Une hyperéosinophilie (HE) peut être la conséquence d’un dérèglement d’origine centrale ou médullaire induisant un excès de production de polynucléaires éosinophiles (PNE) et/ou d’un dérèglement périphérique induisant le recrutement accru des PNE de la moelle vers les tissus, particulièrement les sites de surface en contact avec l’environnement (muqueuses digestive, respiratoire, urogénitale…).

Au cours de l’hématopoïèse, l’engagement de cellules souches hématopoïétiques (CSH) pluripotentes de la moelle osseuse en progéniteurs granuleux, qui deviendront des PNE, est conditionné par l’environnement stromal, l’expression de facteurs de transcription et de divers facteurs de croissance et de cytokines (surtout l’IL5). Toute altération de chacune de ces étapes, liée par exemple à un événement oncogène, aura un retentissement sur la lignée éosinophile (voir HE « primitives »).

L’action conjuguée de facteurs chimioattractants (cytokines [interleukine 5 (IL5)], médiateurs lipidiques [leucotriènes, PAF…], anaphylatoxines [C5a], histamine) et l’expression coordonnée de molécules d’adhérence (sur les cellules sanguines et endothéliales) vont conditionner la domiciliation tissulaire des PNE : ceci va expliquer la constitution préférentielle d’infiltrats de PNE dans certains sites agressés. Toute production ou expression dérégulée de ces facteurs sera également à l’origine d’une HE (voir « Démarche étiologique en présence d’une HE “réactionnelle” »).

La découverte d’une HE sanguine et/ou tissulaire nécessite une approche méthodique et rigoureuse en raison de l’extrême variété des circonstances de survenue. Aucune HE ne sera négligée.

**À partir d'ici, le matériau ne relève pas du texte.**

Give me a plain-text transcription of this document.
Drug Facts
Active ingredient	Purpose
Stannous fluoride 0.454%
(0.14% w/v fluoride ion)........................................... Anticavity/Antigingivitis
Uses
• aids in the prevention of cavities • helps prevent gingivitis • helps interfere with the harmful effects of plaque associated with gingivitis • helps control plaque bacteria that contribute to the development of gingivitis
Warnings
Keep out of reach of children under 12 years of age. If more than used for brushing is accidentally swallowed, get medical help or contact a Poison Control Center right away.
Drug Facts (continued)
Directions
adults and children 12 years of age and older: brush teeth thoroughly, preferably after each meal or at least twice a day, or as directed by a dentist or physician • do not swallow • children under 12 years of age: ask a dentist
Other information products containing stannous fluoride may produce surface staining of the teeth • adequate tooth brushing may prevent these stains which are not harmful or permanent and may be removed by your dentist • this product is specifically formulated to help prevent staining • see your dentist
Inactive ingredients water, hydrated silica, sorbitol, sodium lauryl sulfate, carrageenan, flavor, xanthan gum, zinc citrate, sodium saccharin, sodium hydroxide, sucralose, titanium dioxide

Elle peut être le signe d’appel d’une maladie grave (cancer, maladie systémique…) ou favoriser le développement de lésions viscérales (cardiopathies) liées à la toxicité des médiateurs libérés par le PNE activé (protéines cationiques, métabolites toxiques de l’oxygène).

1  -  Diagnostic d'une hyperéosinophilie

1 . 1  -  Circonstances de découverte

La découverte d’une HE peut être fortuite (hémogramme systématique lors d’un bilan de santé, en médecine du travail). Cette HE isolée sera un signe d’appel précieux qui nécessitera la recherche impérative d’une pathologie sous-jacente. Le plus fréquemment, l’HE s’inscrit dans un contexte évocateur, chez l’enfant ou chez l’adulte (allergie, parasitose…), avec une symptomatologie à valeur souvent indicative (urticaire, rhinite, asthme, prurit…). L’HE peut aussi s’intégrer dans un tableau de maladie de système (vascularites…) ou d’une pathologie spécifique d’organe (poumon éosinophile, gastroentérite à éosinophiles, dermatoses éosinophiliques…). Enfin, l’HE peut être associée à un cancer : soit une tumeur solide, soit une hémopathie maligne (leucémie…).

1 . 2  -  Diagnostic positif

Il est biologique, avec la mise en évidence d’un nombre excessif de PNE sanguins ¬(nombre absolu supérieur à 0,5 G/L) confirmé par des hémogrammes répétés. Cette HE sanguine peut être associée à une HE tissulaire.

D’emblée, on s’attachera à préciser les caractéristiques de cette HE :

  • degré d’ancienneté (HE récente ou négligée de longue date ; examens des hémogrammes antérieurs) ;
  • interprétation des hémogrammes et frottis sanguins : appréciation du niveau de l’HE qui peut être modérée (< 1 G/L) ou massive (> 1,5 G/L) ; avec ou sans hyperleucocytose associée ; avec ou sans anomalie morphologique des PNE -(cytoplasme hygogranuleux, noyau plurisegmenté…) ; avec ou sans anomalie des autres lignées (anémie de type inflammatoire ou ferriprive, myélémie, anomalies morphologiques des neutrophiles, présence de blastes, de cellules de Sézary…) ;
  • évaluation de la courbe évolutive (HE fluctuante ou persistante ; éventuelle notion de corticosensibilité ou de corticorésistance de l’HE…) ;
  • recherche de signes cliniques associés, mêmes fugaces (altération ou non de l’état général, présence ou non d’un syndrome inflammatoire associé, de signes cutanés, de manifestations viscérales…).


Ces éléments seront précieux pour l’enquête étiologique.